Susan J. Harriman, also of Keker & Van Nest, told jurors that City of Hope wants several million more in damages than Genentech received in royalties from third parties for such medications as hepatitis B vaccine from GlaxoSmithKline.
The outcome of the six-week civil trial could produce a huge windfall for City of Hope and a substantial blow to Genentech, which isn't expected to earn more than $410 million this year. City of Hope must receive votes from at least nine jurors to prevail on breach-of-contract allegations.
Jurors also must decide whether Genentech breached a fiduciary duty to act in the best interest of City of Hope, a finding that could result in punitive damages against the biotechnology company. The Superior Court's Central Civil West courthouse, where the trial was held, is known for its huge damage awards. But any verdict in the 2-year-old lawsuit is likely to face an appeal. Genentech Chief Financial Officer Louis J. Lavigne Jr. told analysts in a conference call last week that "one or more appeals [will] push out the final resolution for some time."
The trial often lacked drama worthy of the stakes involved. Testimony focused on dry correspondence between lawyers for City of Hope and Genentech, and on the meandering sentences of the contract itself.
Superior Court Judge Edward Y. Kakita at one point likened the tedious, videotaped testimony of one City of Hope witness to "watching paint dry." The judge quickly reconsidered; the paint would be more exciting, he said.
Some key developments in the trial took place without the jury present. Kakita denied a Genentech request to throw out allegations that it breached its fiduciary duty to City of Hope. City of Hope won another behind-the-scenes round when it prevented a Genentech witness from offering a last-minute calculation that put compensatory damages at $7 million.
Outside the courtroom, the debate about numbers continued. Genentech Vice President Sean Johnston said in an interview that "financial trouble" motivated City of Hope to file the multimillion-dollar lawsuit. "To them, it's a lottery ticket," said Johnston, who said he found hints of problems when he did an Internet search.
City of Hope general counsel Glenn L. Krinsky responded that City of Hope will show an $18-million surplus for fiscal 2000. "We're stronger than we have ever been," he said.

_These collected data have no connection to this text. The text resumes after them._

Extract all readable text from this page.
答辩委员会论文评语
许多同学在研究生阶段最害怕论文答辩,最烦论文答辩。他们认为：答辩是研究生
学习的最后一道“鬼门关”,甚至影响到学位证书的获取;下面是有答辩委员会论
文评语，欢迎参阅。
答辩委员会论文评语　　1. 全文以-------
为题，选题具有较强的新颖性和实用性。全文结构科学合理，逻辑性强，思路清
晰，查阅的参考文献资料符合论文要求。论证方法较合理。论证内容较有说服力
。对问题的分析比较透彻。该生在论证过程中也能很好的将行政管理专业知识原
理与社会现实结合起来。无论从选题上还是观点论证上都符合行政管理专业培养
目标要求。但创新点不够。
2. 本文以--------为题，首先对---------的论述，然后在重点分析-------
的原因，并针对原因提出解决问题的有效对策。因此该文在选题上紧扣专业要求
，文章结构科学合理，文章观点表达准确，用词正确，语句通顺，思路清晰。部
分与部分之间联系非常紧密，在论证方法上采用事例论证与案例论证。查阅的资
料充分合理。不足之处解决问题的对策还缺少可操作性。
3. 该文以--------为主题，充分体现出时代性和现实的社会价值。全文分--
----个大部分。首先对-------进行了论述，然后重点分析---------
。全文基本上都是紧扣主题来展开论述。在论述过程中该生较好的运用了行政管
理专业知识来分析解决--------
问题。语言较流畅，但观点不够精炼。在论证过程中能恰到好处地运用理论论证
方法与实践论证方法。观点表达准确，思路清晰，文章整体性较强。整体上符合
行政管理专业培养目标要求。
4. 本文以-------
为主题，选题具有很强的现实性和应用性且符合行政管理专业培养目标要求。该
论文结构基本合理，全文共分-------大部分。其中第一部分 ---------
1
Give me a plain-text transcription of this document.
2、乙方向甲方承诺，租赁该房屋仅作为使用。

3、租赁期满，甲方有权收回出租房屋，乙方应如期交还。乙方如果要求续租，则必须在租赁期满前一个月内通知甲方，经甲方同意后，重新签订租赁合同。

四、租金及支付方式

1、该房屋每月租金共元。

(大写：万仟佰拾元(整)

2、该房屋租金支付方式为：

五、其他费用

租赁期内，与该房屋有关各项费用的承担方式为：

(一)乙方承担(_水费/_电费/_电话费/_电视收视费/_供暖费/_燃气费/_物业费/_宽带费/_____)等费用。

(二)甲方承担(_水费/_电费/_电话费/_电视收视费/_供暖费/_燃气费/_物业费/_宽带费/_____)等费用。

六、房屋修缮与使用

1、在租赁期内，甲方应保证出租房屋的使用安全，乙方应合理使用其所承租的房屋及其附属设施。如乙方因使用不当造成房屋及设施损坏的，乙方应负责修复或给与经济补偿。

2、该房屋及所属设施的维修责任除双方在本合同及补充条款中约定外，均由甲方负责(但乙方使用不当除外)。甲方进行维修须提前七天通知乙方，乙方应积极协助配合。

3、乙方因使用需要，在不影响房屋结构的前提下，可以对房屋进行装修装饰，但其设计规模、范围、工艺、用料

Apart from testimony about the contract, jurors took in a scientific show-and-tell as each side touted its role in the discovery.
City of Hope biologist Arthur Riggs, co-inventor of the patent, inserted a tangle of magnetic cassette tape into a Kleenex box labeled "bacterial cell" to demonstrate how he and his colleagues slipped the genetic code for human protein into ordinary bacteria--the method later used to produce insulin. Genentech co-founder and former UC San Francisco biologist Herb Boyer later used a marker and easel to explain the same process with hastily drawn pictures.
Under cross-examination, former Genentech scientist David Goeddel--now chief executive of a biotechnology company called Tularik--said he should have been named with Riggs and City of Hope's Keiichi Itakura as an inventor on the patents. Genentech's attorneys decided to name only the two City of Hope scientists.